Apakah Kyai, Ulama, Ustadz bisa menyelamatkan kamu? tidak bisa. Begitu juga dengan pemuka agama yang lain, tidak bisa menyelamatkan kita. Hanya kamu yang bisa menyelamatkan kamu sendiri di hadapan Allah. Maka kalau kamu beribadah pada Allah jangan ada siapa-siapa (antara kamu dan Allah).
Jadi jangan taat pada Ulama, Kyai, Ustadzmu. Bahkan pada orang tua sendiri pun nggak harus taat kok. Pada orang tua kita hanya diwajibkan berbuat baik.
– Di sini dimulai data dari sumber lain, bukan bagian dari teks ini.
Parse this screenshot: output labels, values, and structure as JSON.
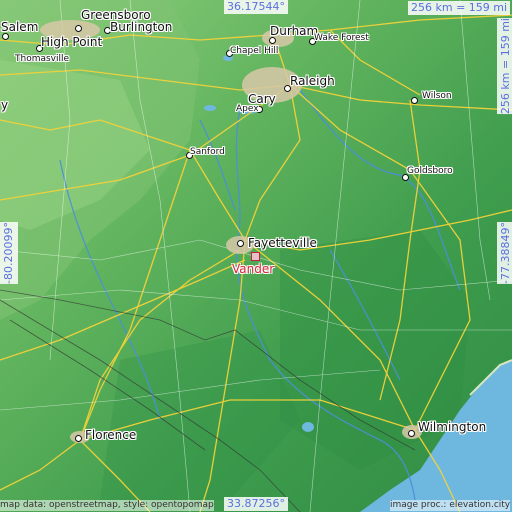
{
  "map": {
    "top_coord": "36.17544°",
    "bottom_coord": "33.87256°",
    "left_coord": "-80.20099°",
    "right_coord": "-77.38849°",
    "scale_horizontal": "256 km = 159 mi",
    "scale_vertical": "256 km = 159 mi",
    "credit_left": "map data: openstreetmap, style: opentopomap",
    "credit_right": "image proc.: elevation.city",
    "target": {
      "name": "Vander",
      "color": "#e0243c"
    },
    "cities": [
      {
        "key": "greensboro",
        "name": "Greensboro",
        "size": "big"
      },
      {
        "key": "salem",
        "name": "Salem",
        "size": "big"
      },
      {
        "key": "burlington",
        "name": "Burlington",
        "size": "big"
      },
      {
        "key": "high_point",
        "name": "High Point",
        "size": "big"
      },
      {
        "key": "thomasville",
        "name": "Thomasville",
        "size": "sm"
      },
      {
        "key": "durham",
        "name": "Durham",
        "size": "big"
      },
      {
        "key": "chapel_hill",
        "name": "Chapel Hill",
        "size": "sm"
      },
      {
        "key": "wake_forest",
        "name": "Wake Forest",
        "size": "sm"
      },
      {
        "key": "raleigh",
        "name": "Raleigh",
        "size": "big"
      },
      {
        "key": "cary",
        "name": "Cary",
        "size": "big"
      },
      {
        "key": "apex",
        "name": "Apex",
        "size": "sm"
      },
      {
        "key": "wilson",
        "name": "Wilson",
        "size": "sm"
      },
      {
        "key": "sanford",
        "name": "Sanford",
        "size": "sm"
      },
      {
        "key": "goldsboro",
        "name": "Goldsboro",
        "size": "sm"
      },
      {
        "key": "fayetteville",
        "name": "Fayetteville",
        "size": "big"
      },
      {
        "key": "wilmington",
        "name": "Wilmington",
        "size": "big"
      },
      {
        "key": "florence",
        "name": "Florence",
        "size": "big"
      },
      {
        "key": "partial_y",
        "name": "y",
        "size": "big"
      }
    ],
    "colors": {
      "lowland": "#3c9c4c",
      "upland": "#7cc474",
      "ocean": "#6eb8e0",
      "road": "#f2d23a",
      "coord_text": "#5a6fe0"
    }
  }
}
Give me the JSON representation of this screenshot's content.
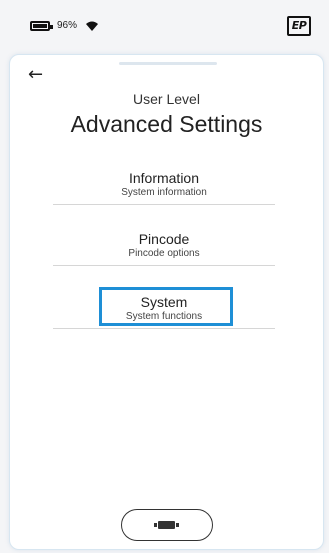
{
  "status_bar": {
    "battery_percent": "96%",
    "battery_icon": "battery-icon",
    "wifi_icon": "wifi-icon",
    "logo_text": "EP"
  },
  "header": {
    "back_icon": "back-arrow-icon",
    "back_glyph": "←",
    "subtitle": "User Level",
    "title": "Advanced Settings"
  },
  "menu": {
    "items": [
      {
        "label": "Information",
        "description": "System information"
      },
      {
        "label": "Pincode",
        "description": "Pincode options"
      },
      {
        "label": "System",
        "description": "System functions"
      }
    ],
    "selected_index": 2,
    "accent_color": "#1e8fd6"
  },
  "footer": {
    "button_icon": "keyboard-icon"
  }
}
Walau wujud berbuat baik itu adalah taat, tapi hakikatnya taat itu hanya pada Allah.
—“Anak-anakmu bukanlah anak-anakmu. Mereka adalah anak-anak kehidupan yang rindu akan dirinya sendiri. Mereka terlahir melalui engkau tapi bukan darimu. Meskipun mereka ada bersamamu tapi mereka bukan milikmu. Pada mereka engkau dapat memberikan cintamu, tapi bukan pikiranmu. Karena mereka memiliki pikiran mereka sendiri.…..” (Kahlil Gibran)–-
“Jangan pernah punya keputusan yang tidak otentik pada diri anda. Artinya kalau shalatmu itu ya shalat kamu dan Allah, itu otentik. Bukan kamu plus Cak Nun, plus Kyai, plus Ustadz, plus Ulama dan Allah, ” kata Cak Nun.
“Jangan mau ditipu oleh siapapun yang menghadirkan Tuhan kepadamu. Yang menghalang-halangi hubunganmu dengan Allah. Jangan percaya kepada Cak Nun, Kyai, Ustadz atau siapapun. Itu hak pribadimu untuk menemukan Tuhanmu dengan gayamu dan caramu, ” kata Cak Nun lagi.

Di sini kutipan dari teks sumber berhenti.